Book Review: The First Safari

Searching for Francois Levaillant

Ian Glenn

Jacana

Review: Brian Joss

Francois Levaillant, a Frenchman born in Suriname on August 6 1753  is one of South Africa’s most famous naturalists and ornithologists,  if not the most famous.

And if the anti-colonialists knew about him they would have adopted him as their poster boy. Levaillant was one of the first people to write about the abuses the colonialists (settlers) perpetrated on the indigenous populations of the country. They often referred to them as savages, and worse.

Glenn writes that Levaillant, like most investigative reporters of brutality, he seems scarred, traumatised by what he has heard and seen. It is an issue that resonates across South Africa and most white historians like GM Theale and Vernon Forbes took the side of the white colonisers.

However, most recently, exhibition curators including artist Pippa Skotnes (Miscast) with scholars like Nigel Penn and Mohamed Adikari, publishing in the Journal of Genocide Studies, have shown that Levaillant was witnessing the early days of something close to a colonial genocide. Levaillant, throughout his travels, checks his European beliefs and questions Captain Cook’s exploitative behaviour and their (European) conclusions that Africans were  racially inferior.

Levaillant’s observations were acute. But he was best known for his contribution to birding, not only in his observations about ornithological infrastructure. And all this without the aid of today’s equipment such as binoculars, recorders, cellphones, video cameras and other technologies as Glenn illustrates with a story about how he, his son and the inimitable Lex Hes were the first people ever to record a new call of the African Scops Owl. However, scientific literature ignored it , probably, as Glenn, points out, it was first published in African Birdlife (April 2016).

Glenn believes that Levaillant would have been disappointed had the group stopped with the recording of the call. The explorer was much more than a “twitcher” and he thought that bird calls differ with the sexual urgency of the (usually male caller). He and Klaas (his right-hand man) on many of his expeditions discuss what they call the Diderick Cuckoo’s ‘vet praat’ when it is particularly randy. Levaillant also thinks there is a different call for the Fiery-necked Nightjar in the mating season. The explorer also bought Kees, a tame baboon, in Swellendam, and he accompanied him on his voyage. Levaillant also loved dogs, and one of them saved him from a leopard attack. Another dog, named Rosette, stayed behind to guard a basket that fell unnoticed from a wagon. The incident brought Levaillant to tears.

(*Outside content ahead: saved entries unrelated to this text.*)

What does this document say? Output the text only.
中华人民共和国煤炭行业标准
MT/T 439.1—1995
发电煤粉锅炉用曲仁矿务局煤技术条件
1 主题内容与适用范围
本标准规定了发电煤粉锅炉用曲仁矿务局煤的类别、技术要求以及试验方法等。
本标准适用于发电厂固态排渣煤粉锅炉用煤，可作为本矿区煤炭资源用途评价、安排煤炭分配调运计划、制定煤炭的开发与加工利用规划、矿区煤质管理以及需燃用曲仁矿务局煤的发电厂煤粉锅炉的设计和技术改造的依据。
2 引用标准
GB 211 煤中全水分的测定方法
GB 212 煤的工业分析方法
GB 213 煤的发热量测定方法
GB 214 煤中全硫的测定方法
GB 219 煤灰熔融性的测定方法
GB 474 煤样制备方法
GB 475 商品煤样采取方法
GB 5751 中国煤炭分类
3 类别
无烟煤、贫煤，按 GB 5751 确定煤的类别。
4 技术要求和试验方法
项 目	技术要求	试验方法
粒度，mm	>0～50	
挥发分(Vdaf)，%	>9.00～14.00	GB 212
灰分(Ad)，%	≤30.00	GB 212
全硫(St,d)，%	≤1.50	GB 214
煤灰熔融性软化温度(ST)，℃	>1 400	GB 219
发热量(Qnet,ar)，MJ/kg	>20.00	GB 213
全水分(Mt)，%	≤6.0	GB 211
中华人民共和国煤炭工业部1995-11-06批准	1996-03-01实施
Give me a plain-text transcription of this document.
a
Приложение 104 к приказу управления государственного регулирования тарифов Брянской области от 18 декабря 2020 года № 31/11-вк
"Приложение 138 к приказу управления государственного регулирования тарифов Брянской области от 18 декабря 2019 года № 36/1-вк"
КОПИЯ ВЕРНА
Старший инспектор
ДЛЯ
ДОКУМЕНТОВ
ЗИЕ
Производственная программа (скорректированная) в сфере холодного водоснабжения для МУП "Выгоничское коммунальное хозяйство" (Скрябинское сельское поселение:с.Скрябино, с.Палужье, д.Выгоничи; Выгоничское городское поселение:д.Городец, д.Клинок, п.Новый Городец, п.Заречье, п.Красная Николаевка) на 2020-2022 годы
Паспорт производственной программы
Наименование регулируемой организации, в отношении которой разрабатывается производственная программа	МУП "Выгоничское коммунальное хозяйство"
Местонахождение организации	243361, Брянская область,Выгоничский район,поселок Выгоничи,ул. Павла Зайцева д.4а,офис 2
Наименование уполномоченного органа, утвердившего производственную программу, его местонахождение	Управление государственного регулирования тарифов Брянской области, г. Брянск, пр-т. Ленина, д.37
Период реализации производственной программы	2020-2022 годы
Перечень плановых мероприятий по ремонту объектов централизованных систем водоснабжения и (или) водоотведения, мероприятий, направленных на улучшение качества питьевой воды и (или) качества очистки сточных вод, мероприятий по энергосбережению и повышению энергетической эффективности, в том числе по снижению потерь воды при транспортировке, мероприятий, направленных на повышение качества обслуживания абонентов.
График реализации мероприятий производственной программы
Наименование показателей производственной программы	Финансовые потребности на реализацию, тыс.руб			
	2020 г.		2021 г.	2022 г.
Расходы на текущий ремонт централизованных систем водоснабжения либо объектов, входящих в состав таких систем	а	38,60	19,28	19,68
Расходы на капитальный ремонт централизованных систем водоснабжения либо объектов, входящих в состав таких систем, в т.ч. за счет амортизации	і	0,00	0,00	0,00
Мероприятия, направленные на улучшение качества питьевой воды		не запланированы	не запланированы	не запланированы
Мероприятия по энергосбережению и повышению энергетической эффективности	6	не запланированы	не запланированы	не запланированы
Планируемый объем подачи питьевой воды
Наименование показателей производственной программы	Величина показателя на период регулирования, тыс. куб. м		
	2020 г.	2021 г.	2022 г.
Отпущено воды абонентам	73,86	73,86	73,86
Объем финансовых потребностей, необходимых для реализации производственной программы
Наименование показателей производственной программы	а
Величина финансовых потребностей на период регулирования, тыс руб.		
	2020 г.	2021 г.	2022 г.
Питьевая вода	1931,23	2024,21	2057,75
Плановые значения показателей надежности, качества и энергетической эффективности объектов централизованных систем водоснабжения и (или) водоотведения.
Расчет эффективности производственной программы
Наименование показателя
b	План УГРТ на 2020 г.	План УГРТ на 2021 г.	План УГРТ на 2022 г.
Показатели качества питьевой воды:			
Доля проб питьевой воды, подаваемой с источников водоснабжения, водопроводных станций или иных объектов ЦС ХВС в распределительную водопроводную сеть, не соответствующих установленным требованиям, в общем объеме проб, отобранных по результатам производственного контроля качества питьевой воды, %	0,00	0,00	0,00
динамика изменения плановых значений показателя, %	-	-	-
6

Levaillant’s astute observations have been proved correct. One recent study of bird calls by female ornithologists point out that early male European naturalists didn’t listen for females. Levaiilant was the exception; he paid particular attention to the duets of the Bokmakierie and the Southern Boubou, even transcribing the calls of the female Bokmakierie.

The First Safari is an intriguing look at a man, who until recently was hidden in the dusty archives of museums. Writers Erwin Stresemann, in his definitive history of ornithology, described Levaillant as the “first important modern ornithologist”. Levaillant produced the first major and widely read account of his travels from Cape Town to the Eastern Cape and back. It was translated into most major European languages. Two rival English translations were published in 1790.

It took Glenn 25 years to research Levaillant’s life. Glenn searched in vain for the ornithologist’s travel notebooks  but he solved the fate of his collection and discovered a map inspired by Louis XV1, a map fit for a king. It has become “the most valuable African map ever produced”.

Glenn’s journey took him from the banks of the Orange River to the vaults of the Paris Museum where 30 000 dead birds are housed, following in his footsteps to Theefontein, Pampoenkraal and Kokskraal, and to the Bloubok exhibit in the hall of extinct animals in Paris’s Natural History Museum.

The story of the search is just as fascinating as that of Levaillant’s life and times.

Considering that Glenn has a string of degrees to his name: including a B.Phil, an MA and PhD, according to the Centre for Film and Media Studies website, the First Safari could have been as dry and brittle as some of the dusty documents he found in the archives, instead, it is a lively account of Africa’s most famous ornithologist. The Emeritus Professor has a knack of putting you next to Levaillant as he hears the calls of the Boubou or the Diderick Cuckoo’s ‘vet praat’.

Thanks to Glenn,  Levaillant’s life won’t be consigned to the dustbin of history. Even if you have a passing interest in ornithology, history or are an academic, The First Safari should be a must for your library, and not to gather dust, but to be read and savoured. Images add interest and the paintings of the birds show how skilled an artist Levaillant was.